A vida serpenteia na memória ao som de Lô Borges e Milton Nascimento, mineiros que me transportam para Curitiba e Niterói
Símbolo de Minas Gerais para quase todo mundo, Lô Borges me lembra de Curitiba.
e de Niterói …
Coisas da vida.
Explico: na “república” em que morei em Curitiba nos anos 70, quando cursava Arquitetura & Urbanismo na Universidade Federal do Paraná, as músicas de Milton Nascimento, Lô Borges e Beto Guedes eram a trilha sonora quase que natural, embalando o dia-a-dia.
Na vitrola sempre tinha algum deles girando.
Beto Guedes era meu preferido, com “A Página do Relâmpago Elétrico”. Colega de “república”, colega de faculdade e colega de sonhos e aventuras pela cidade, Henri Colemonts preferia Milton, de “Milagre dos Peixes” a “Clube da Esquina”, 1 e 2. Mary Nishimura, minha amiga querida, essa sim, gostava mais de Lô Borges, o “disco do tênis”, que garimpei na antiga Diniz Discos, na praça Dom Epaminondas, no coração de Taubaté, para levar para o frio de Curitiba, mais frio ainda na “república” da rua Benjamin Constant.
Pois é, para mim, “exilado” em Curitiba, a sonoridade mineira rimava com Dalton Trevisan e Paulo Leminski.
Lembrei disso tudo, dias atrás, com a morte de Lô Borges.
Lembrei de um show dele que vi por acaso no sul de Minas. Muito bom. E de um show de Beto Guedes em Niterói, que, por acaso, virou um show de Milton. Para chegar lá, tive que vencer a maior chuvarada em plena travessia da Baía da Guanabara, tempestade que esvaziou o show. Éramos umas 20,30 pessoas no teatro. Duas, três músicas tocadas e Beto resolveu chamar ao palco um amigo que estava na plateia, escondido debaixo de um boné imenso de veludo verde.
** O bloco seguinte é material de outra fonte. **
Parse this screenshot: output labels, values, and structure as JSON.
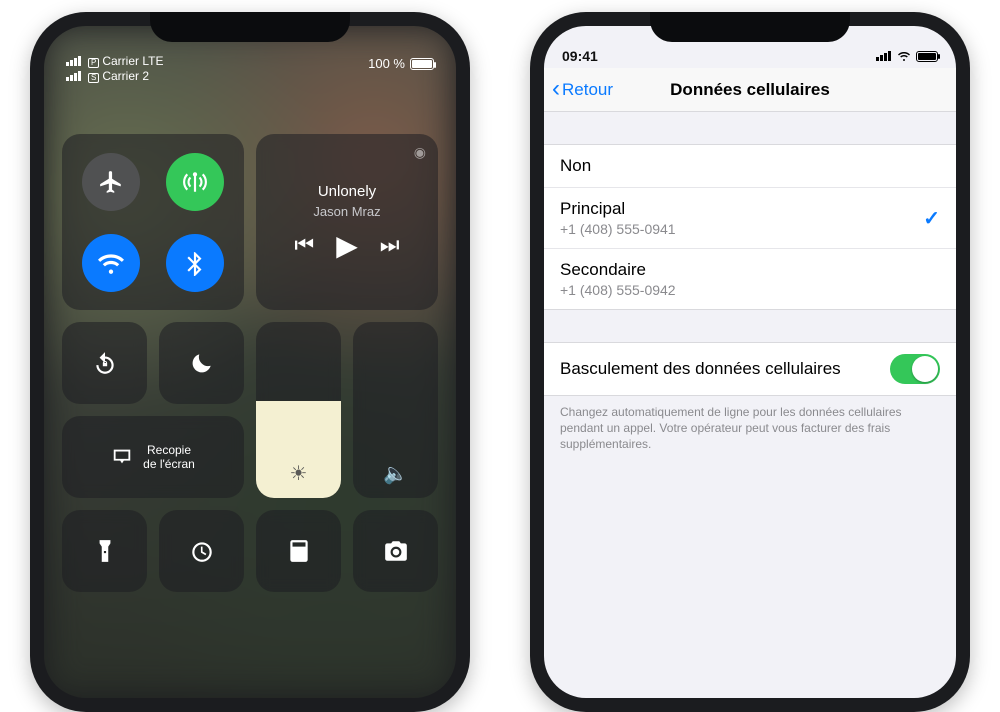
{
  "left": {
    "status": {
      "carrier1": "Carrier LTE",
      "sim1": "P",
      "carrier2": "Carrier 2",
      "sim2": "S",
      "battery": "100 %"
    },
    "music": {
      "track": "Unlonely",
      "artist": "Jason Mraz"
    },
    "recopy": {
      "line1": "Recopie",
      "line2": "de l'écran"
    }
  },
  "right": {
    "status": {
      "time": "09:41"
    },
    "nav": {
      "back": "Retour",
      "title": "Données cellulaires"
    },
    "options": {
      "none": "Non",
      "primary": {
        "label": "Principal",
        "number": "+1 (408) 555-0941"
      },
      "secondary": {
        "label": "Secondaire",
        "number": "+1 (408) 555-0942"
      }
    },
    "switch": {
      "label": "Basculement des données cellulaires",
      "footer": "Changez automatiquement de ligne pour les données cellulaires pendant un appel. Votre opérateur peut vous facturer des frais supplémentaires."
    }
  }
}
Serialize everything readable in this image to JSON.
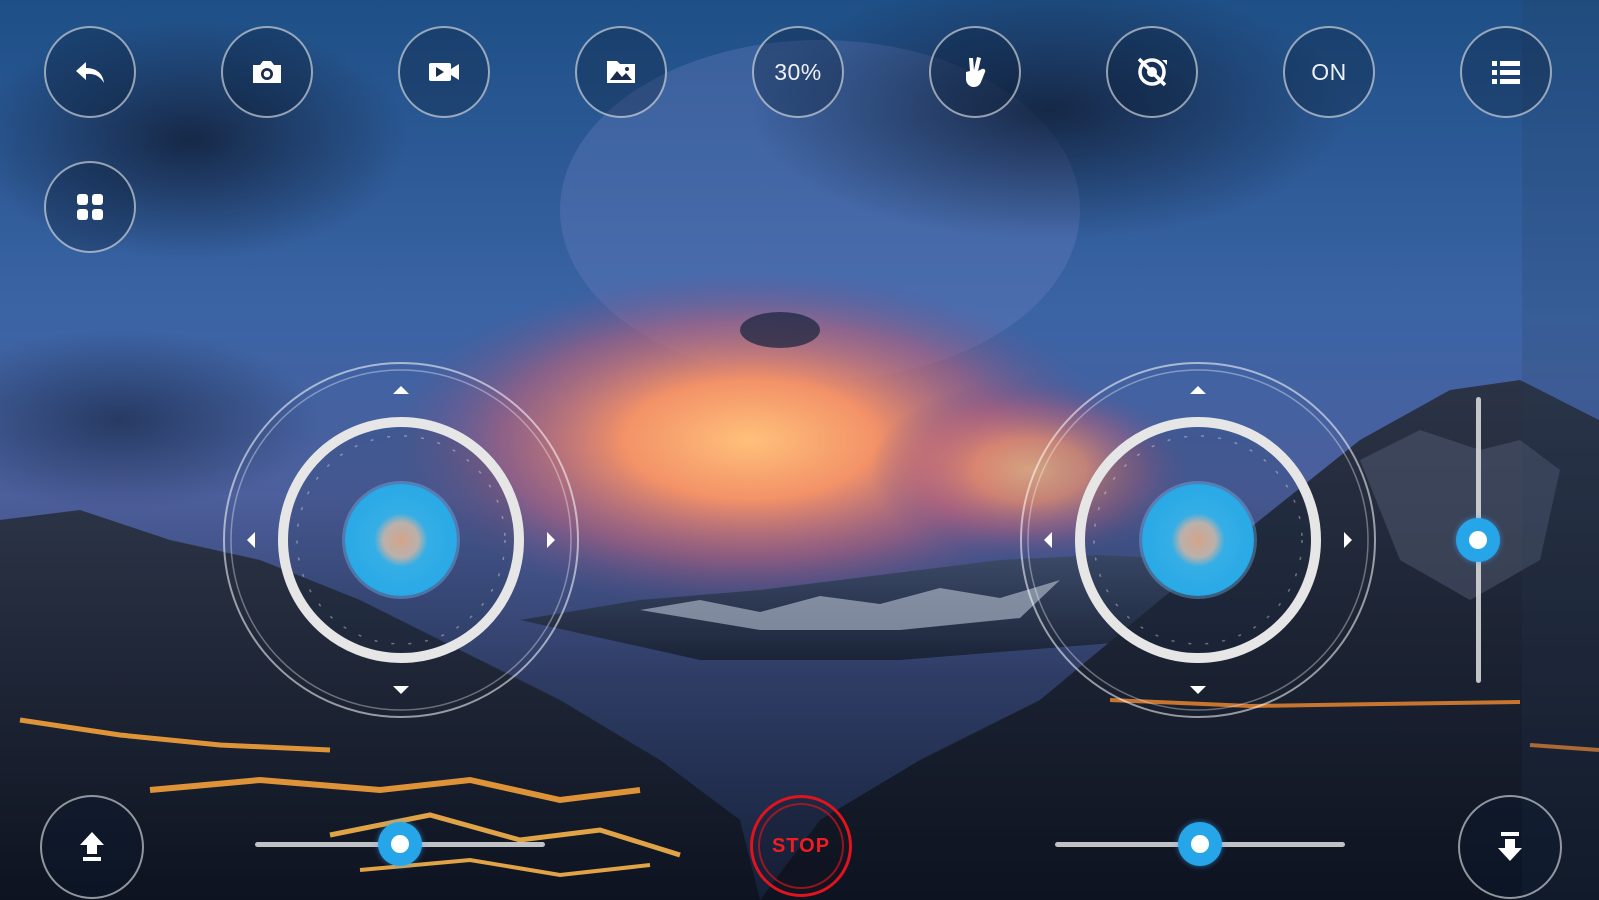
{
  "toolbar": {
    "back": {
      "icon": "back-arrow-icon"
    },
    "photo": {
      "icon": "camera-icon"
    },
    "video": {
      "icon": "video-camera-icon"
    },
    "gallery": {
      "icon": "gallery-folder-icon"
    },
    "speed": {
      "label": "30%"
    },
    "gesture": {
      "icon": "gesture-hand-icon"
    },
    "gyro": {
      "icon": "headless-mode-icon"
    },
    "power": {
      "label": "ON"
    },
    "menu": {
      "icon": "menu-list-icon"
    }
  },
  "side": {
    "grid": {
      "icon": "grid-apps-icon"
    }
  },
  "controls": {
    "takeoff": {
      "icon": "takeoff-up-icon"
    },
    "land": {
      "icon": "land-down-icon"
    },
    "stop": {
      "label": "STOP"
    },
    "left_trim_value": 0.5,
    "right_trim_value": 0.5,
    "vertical_trim_value": 0.5
  },
  "joysticks": {
    "left": {
      "x": 0,
      "y": 0
    },
    "right": {
      "x": 0,
      "y": 0
    }
  },
  "colors": {
    "accent": "#1fa5e6",
    "stop": "#e1131c",
    "ring": "#e6e6e6"
  }
}
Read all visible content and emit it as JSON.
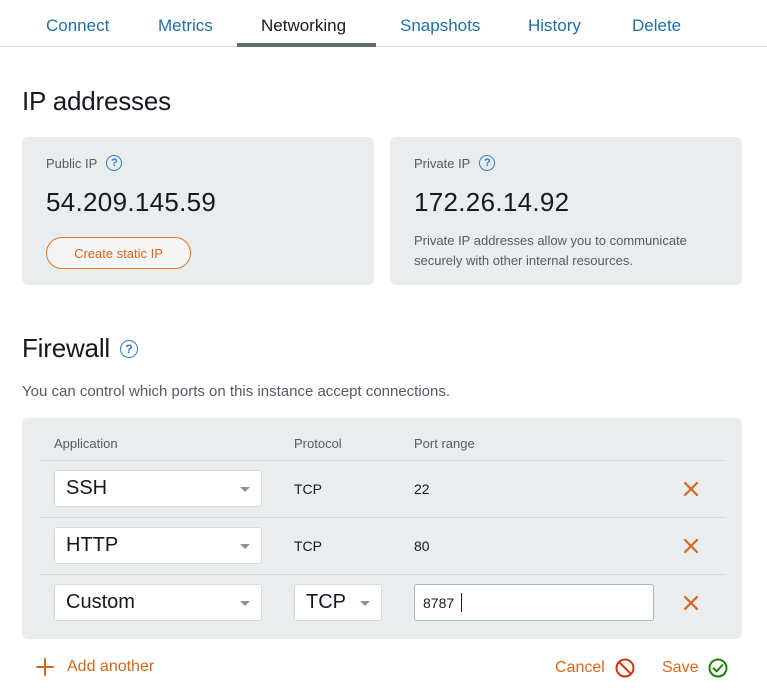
{
  "tabs": [
    {
      "label": "Connect"
    },
    {
      "label": "Metrics"
    },
    {
      "label": "Networking",
      "active": true
    },
    {
      "label": "Snapshots"
    },
    {
      "label": "History"
    },
    {
      "label": "Delete"
    }
  ],
  "ip_section": {
    "title": "IP addresses",
    "public": {
      "label": "Public IP",
      "value": "54.209.145.59",
      "button_label": "Create static IP"
    },
    "private": {
      "label": "Private IP",
      "value": "172.26.14.92",
      "description": "Private IP addresses allow you to communicate securely with other internal resources."
    }
  },
  "firewall": {
    "title": "Firewall",
    "description": "You can control which ports on this instance accept connections.",
    "columns": {
      "application": "Application",
      "protocol": "Protocol",
      "port_range": "Port range"
    },
    "rules": [
      {
        "application": "SSH",
        "protocol": "TCP",
        "port_range": "22"
      },
      {
        "application": "HTTP",
        "protocol": "TCP",
        "port_range": "80"
      },
      {
        "application": "Custom",
        "protocol": "TCP",
        "port_range": "8787"
      }
    ],
    "add_label": "Add another",
    "cancel_label": "Cancel",
    "save_label": "Save"
  },
  "colors": {
    "accent_orange": "#d4661b",
    "link_blue": "#1f6fa8",
    "help_blue": "#2b7bd0",
    "cancel_red": "#d13212",
    "save_green": "#1d8102",
    "panel_grey": "#eaeded"
  },
  "icons": {
    "help": "question-circle-icon",
    "remove": "close-x-icon",
    "add": "plus-icon",
    "cancel": "prohibited-icon",
    "save": "check-circle-icon",
    "dropdown": "caret-down-icon"
  }
}
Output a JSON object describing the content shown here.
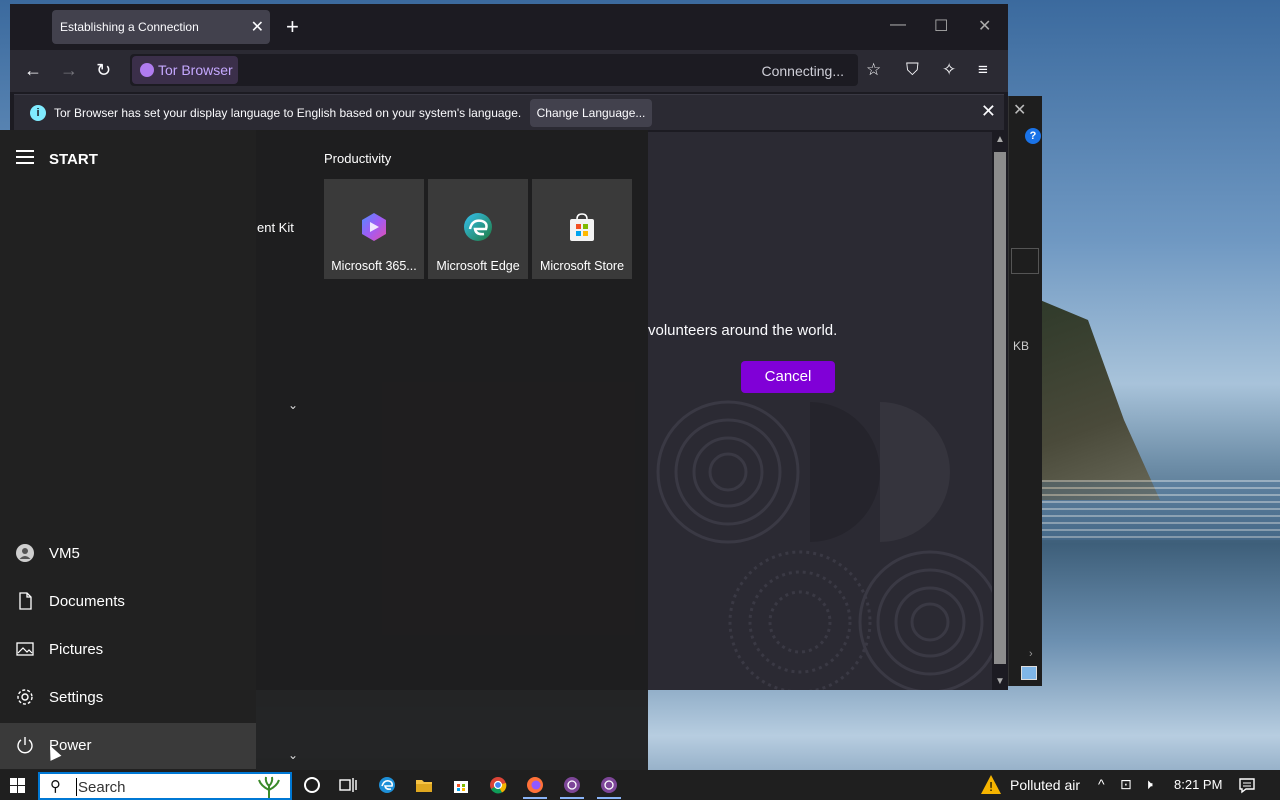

Quem era o amigo? Bituca, Milton Nascimento.
Que sorte a nossa: depois da chuva, os “gatos pingados” ganharam ali um presente, Milton e Beto juntos, em um show inesperado. No final, tímido, arrisquei trocar meia-dúzia de palavras com eles.
Voltei para a casa em que estava, no Rio, feliz da vida …
O mundo tem muitas surpresas. Sempre. E dá muitas voltas. Sempre. Outro dia, meu filho Guilhermo, Guilhermo Codazzi, escreveu um bonito artigo n’OVALE sobre Lô Borges e citou o “disco do tênis”, que escutava, criança, na vitrola de casa, em Taubaté. É o mesmo disco do começo do texto, que sobreviveu aos anos de “república”, às indas e vindas, até chegar ao Bom Conselho. Arrastada pelo tempo, a vida é cheia de encontros e desencontros.
Conheço cada faixa do LP.
Mas, que ironia, nele não está minha música preferida de Lô, gravada anos antes por Milton: “Para Lennon e McCartney”. “Não precisam mais temer, não precisam da solidão, todo dia é dia de viver”, diz a letra. Acabei de escutá-la no Spotfy. Escute, vale a pena.
O mundo muda, tropeça, capota, mas algumas coisas continuam iguais, mesmo que soem diferentes.